AWS S3 (Simple Storage Service)

AWS S3 stands for Simple Storage Service. It is an object storage service that stores any type of file — documents, images, videos, backups, code, logs — in the cloud. S3 is infinitely scalable, highly durable, and accessible from anywhere in the world.

S3 is not like a hard drive or a file system. It stores data as objects inside buckets. Think of a bucket as a folder and an object as a file inside that folder — except S3 buckets can hold trillions of objects and never run out of space.

S3 Core Concepts

Buckets

A bucket is a container for storing objects. Each bucket must have a globally unique name across all AWS accounts worldwide. A bucket is created in a specific AWS Region, and data stays in that Region unless explicitly configured to replicate elsewhere.

Naming rules for S3 buckets:

  • Must be between 3 and 63 characters long.
  • Can contain only lowercase letters, numbers, and hyphens.
  • Must start with a letter or number, not a hyphen.
  • Cannot be formatted as an IP address (e.g., 192.168.1.1).

Objects

An object is any file stored inside an S3 bucket. Each object consists of:

  • Key: The object's name/path within the bucket. Example: images/profile/user123.jpg
  • Value: The actual file data (content).
  • Metadata: Information about the file — content type, creation date, custom tags.
  • Version ID: When versioning is enabled, each upload creates a new version.

A single S3 object can be up to 5 TB in size. The maximum file upload in a single PUT request is 5 GB. Files larger than 5 GB require Multipart Upload.

S3 Storage Classes

S3 offers different storage classes based on how frequently data is accessed. Choosing the right class reduces costs significantly:

Storage ClassAccess FrequencyRetrieval TimeUse Case
S3 StandardFrequentMillisecondsWebsites, apps, active data
S3 Intelligent-TieringUnknown or changingMillisecondsUnpredictable access patterns
S3 Standard-IAInfrequentMillisecondsBackups, disaster recovery files
S3 One Zone-IAInfrequentMillisecondsRecreatable data, lower cost backups
S3 Glacier InstantRareMillisecondsArchives accessed occasionally
S3 Glacier FlexibleRareMinutes to hoursLong-term archives
S3 Glacier Deep ArchiveVery rareUp to 12 hoursCompliance records, rarely accessed data

S3 Durability and Availability

S3 Standard is designed for 99.999999999% (11 nines) durability. This means storing 10 million objects in S3, on average, might result in losing one object every 10,000 years. Data is automatically replicated across multiple Availability Zones within a Region.

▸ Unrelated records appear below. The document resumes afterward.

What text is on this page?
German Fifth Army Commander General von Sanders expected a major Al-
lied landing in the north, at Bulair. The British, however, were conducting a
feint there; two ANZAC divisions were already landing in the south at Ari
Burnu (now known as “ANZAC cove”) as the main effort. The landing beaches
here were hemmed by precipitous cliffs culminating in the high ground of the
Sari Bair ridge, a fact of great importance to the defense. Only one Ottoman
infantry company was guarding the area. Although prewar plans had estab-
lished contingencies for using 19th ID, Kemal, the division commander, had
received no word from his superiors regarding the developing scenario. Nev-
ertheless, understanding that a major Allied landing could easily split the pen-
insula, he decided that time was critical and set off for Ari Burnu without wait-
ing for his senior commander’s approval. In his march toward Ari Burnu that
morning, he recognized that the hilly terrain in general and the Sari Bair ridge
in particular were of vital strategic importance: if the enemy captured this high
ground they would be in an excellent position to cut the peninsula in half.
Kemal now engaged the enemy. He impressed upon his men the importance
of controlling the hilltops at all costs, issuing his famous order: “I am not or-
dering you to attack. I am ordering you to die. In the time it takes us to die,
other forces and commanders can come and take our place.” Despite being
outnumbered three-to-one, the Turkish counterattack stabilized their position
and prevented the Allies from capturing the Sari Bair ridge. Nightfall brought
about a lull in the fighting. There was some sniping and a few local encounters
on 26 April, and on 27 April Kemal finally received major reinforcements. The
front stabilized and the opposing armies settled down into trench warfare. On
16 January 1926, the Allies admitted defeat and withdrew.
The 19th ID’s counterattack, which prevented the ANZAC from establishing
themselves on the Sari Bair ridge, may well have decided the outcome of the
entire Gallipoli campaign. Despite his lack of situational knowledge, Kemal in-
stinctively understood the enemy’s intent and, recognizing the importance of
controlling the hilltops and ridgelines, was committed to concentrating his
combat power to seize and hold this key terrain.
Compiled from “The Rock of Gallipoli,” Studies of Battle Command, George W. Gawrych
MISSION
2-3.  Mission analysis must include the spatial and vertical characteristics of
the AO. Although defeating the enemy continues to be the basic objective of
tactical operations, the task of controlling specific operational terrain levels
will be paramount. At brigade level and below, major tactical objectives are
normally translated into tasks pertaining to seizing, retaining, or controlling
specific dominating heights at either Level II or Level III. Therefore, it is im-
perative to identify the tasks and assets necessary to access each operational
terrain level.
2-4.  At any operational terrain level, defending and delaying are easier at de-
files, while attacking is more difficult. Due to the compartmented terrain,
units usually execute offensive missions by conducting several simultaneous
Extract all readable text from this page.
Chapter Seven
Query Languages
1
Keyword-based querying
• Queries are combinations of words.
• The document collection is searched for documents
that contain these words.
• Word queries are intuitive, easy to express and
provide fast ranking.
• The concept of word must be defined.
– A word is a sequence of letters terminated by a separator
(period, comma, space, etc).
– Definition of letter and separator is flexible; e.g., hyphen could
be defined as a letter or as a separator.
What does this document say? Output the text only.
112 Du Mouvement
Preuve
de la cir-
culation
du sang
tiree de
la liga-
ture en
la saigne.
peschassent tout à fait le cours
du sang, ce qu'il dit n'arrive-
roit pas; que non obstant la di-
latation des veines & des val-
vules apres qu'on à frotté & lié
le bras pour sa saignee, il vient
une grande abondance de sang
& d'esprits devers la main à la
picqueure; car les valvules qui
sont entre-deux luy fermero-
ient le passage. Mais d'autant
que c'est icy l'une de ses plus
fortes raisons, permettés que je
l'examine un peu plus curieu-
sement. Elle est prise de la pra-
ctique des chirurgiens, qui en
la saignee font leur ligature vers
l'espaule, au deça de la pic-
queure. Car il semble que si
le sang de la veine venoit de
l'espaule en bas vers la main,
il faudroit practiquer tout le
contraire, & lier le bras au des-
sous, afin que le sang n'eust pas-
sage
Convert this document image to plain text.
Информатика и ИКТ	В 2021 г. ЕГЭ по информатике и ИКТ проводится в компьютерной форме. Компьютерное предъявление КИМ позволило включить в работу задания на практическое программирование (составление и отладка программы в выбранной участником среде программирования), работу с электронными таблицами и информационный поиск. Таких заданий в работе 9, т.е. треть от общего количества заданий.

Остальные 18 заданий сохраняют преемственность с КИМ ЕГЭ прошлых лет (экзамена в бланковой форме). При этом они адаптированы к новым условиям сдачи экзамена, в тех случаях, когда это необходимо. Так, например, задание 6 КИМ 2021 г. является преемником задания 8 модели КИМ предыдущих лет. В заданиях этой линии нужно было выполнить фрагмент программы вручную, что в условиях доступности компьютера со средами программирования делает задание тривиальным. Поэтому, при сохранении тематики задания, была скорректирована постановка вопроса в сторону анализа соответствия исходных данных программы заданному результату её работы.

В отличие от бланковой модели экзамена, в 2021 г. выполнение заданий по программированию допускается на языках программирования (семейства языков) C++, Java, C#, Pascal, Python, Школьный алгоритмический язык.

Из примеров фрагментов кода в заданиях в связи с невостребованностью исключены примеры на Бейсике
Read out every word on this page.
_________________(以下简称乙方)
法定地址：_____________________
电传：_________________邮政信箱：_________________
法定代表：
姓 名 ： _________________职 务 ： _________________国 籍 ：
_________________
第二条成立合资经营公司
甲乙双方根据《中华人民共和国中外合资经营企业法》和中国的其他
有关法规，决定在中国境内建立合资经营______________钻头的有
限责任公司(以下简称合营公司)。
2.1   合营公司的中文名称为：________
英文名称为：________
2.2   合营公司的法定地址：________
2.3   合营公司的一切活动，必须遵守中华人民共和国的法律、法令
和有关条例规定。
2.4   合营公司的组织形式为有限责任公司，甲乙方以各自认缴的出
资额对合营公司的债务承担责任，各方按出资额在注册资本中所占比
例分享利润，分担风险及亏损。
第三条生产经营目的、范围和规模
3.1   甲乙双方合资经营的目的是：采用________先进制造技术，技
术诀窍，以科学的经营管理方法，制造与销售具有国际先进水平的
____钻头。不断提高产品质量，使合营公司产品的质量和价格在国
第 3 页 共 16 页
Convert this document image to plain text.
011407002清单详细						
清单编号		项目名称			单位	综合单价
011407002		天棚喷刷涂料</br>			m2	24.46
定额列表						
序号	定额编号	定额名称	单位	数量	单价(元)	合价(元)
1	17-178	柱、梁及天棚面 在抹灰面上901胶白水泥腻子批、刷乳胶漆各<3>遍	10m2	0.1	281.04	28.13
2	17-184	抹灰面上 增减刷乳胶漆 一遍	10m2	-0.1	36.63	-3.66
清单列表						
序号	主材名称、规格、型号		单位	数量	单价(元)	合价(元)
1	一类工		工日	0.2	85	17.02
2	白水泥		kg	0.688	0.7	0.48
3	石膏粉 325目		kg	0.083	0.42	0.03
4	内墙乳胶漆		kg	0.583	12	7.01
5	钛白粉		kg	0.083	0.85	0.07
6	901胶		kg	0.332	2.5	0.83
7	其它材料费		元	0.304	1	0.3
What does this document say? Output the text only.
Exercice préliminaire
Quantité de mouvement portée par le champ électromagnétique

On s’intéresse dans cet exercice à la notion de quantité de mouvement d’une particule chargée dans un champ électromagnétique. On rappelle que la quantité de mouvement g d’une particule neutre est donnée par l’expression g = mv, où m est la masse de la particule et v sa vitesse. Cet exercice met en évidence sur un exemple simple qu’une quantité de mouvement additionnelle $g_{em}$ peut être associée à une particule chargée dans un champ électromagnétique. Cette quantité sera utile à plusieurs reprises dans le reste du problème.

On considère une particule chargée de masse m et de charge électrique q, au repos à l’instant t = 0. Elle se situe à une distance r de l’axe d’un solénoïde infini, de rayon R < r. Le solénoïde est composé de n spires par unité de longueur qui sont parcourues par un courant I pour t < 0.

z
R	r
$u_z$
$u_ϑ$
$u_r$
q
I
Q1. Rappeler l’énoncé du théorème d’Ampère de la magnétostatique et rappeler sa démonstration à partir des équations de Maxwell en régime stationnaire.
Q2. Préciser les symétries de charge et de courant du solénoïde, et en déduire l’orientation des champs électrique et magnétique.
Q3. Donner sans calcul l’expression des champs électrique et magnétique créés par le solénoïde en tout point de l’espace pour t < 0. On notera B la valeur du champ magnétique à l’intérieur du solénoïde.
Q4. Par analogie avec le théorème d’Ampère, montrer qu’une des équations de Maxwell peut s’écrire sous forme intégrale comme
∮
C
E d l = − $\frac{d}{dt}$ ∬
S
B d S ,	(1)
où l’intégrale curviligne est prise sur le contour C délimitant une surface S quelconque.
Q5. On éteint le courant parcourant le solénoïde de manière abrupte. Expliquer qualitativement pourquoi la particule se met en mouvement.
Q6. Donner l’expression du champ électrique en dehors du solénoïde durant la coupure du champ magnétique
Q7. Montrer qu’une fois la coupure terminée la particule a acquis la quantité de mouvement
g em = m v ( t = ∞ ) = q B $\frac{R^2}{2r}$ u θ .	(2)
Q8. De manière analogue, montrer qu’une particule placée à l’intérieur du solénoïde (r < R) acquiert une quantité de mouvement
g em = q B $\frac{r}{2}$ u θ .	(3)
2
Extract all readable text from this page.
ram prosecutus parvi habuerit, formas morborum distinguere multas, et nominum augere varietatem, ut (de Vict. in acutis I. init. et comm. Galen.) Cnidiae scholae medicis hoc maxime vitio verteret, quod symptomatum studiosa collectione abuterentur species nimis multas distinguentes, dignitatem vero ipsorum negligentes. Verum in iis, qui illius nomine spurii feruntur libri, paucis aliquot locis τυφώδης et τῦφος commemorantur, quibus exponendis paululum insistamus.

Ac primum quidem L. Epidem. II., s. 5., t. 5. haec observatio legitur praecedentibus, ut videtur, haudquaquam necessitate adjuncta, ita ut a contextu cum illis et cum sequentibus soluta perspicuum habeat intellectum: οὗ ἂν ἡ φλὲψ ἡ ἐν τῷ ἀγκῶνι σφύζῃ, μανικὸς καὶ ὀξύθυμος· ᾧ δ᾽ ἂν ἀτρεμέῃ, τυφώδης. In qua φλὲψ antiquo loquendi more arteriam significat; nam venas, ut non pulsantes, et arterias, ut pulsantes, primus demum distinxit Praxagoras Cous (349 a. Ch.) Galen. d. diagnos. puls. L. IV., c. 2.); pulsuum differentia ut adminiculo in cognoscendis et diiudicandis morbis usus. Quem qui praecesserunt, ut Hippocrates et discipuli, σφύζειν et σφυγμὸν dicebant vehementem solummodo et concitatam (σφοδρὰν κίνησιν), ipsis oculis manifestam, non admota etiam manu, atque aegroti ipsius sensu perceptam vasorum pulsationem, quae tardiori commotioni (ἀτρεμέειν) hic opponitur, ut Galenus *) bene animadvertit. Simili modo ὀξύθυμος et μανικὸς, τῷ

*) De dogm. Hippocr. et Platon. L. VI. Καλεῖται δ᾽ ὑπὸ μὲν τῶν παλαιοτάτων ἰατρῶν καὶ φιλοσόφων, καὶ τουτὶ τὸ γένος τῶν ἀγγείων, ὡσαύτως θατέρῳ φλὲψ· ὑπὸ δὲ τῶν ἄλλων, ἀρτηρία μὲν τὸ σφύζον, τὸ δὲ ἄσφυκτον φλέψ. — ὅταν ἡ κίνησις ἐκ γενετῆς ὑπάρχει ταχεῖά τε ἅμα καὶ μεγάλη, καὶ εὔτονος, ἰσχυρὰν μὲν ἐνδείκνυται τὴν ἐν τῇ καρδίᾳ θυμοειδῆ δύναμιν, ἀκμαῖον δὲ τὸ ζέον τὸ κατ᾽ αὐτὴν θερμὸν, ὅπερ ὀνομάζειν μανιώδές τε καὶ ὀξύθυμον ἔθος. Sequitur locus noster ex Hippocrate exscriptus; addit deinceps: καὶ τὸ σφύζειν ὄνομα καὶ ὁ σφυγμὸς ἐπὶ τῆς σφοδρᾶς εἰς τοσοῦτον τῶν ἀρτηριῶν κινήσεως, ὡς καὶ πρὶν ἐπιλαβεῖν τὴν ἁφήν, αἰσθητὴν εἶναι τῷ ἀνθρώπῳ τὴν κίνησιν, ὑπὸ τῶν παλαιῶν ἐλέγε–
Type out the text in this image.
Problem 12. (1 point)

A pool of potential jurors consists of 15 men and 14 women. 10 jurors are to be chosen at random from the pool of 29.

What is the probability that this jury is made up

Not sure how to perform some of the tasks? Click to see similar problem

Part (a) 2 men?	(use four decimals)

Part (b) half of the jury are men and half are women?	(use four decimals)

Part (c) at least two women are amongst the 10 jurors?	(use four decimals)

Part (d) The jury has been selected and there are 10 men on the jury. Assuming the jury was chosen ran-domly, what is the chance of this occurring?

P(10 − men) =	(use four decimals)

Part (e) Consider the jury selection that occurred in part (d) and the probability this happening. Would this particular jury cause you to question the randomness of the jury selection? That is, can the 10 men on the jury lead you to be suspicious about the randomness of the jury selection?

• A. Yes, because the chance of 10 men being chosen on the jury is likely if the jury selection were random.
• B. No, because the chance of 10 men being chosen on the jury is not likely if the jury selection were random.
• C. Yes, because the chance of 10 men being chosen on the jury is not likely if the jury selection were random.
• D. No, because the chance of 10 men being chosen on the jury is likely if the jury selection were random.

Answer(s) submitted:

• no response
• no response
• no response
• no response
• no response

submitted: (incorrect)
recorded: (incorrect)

S3 Standard availability is 99.99% — meaning it is expected to be unavailable for less than 1 hour per year.

S3 Access Control

Bucket Policies

Bucket policies are JSON documents attached to a bucket that define who can access the bucket and what actions they can perform. They are similar to IAM policies but applied directly to the bucket.

Example — allow public read access to all objects (for a static website):

{
  "Version": "2012-10-17",
  "Statement": [
    {
      "Effect": "Allow",
      "Principal": "*",
      "Action": "s3:GetObject",
      "Resource": "arn:aws:s3:::my-website-bucket/*"
    }
  ]
}

Block Public Access

By default, new S3 buckets block all public access. This setting must be explicitly changed to make a bucket public. This protects against accidentally exposing sensitive data.

S3 Pre-Signed URLs

A pre-signed URL is a temporary link that grants access to a specific S3 object for a limited time — without making the object public. Useful for sharing a private file for download that expires after 1 hour, for example.

S3 Versioning

Versioning keeps multiple versions of an object in the same bucket. When versioning is enabled and a file is overwritten or deleted, the previous version is preserved. This protects against accidental data deletion or corruption.

Bucket: my-documents
  |-- report.pdf (Version 1: original upload)
  |-- report.pdf (Version 2: after first edit)
  |-- report.pdf (Version 3: after second edit) ← current version

Restoring an older version is as simple as selecting it from the console.

S3 Lifecycle Policies

Lifecycle policies automate the transition of objects between storage classes over time, reducing costs without manual effort.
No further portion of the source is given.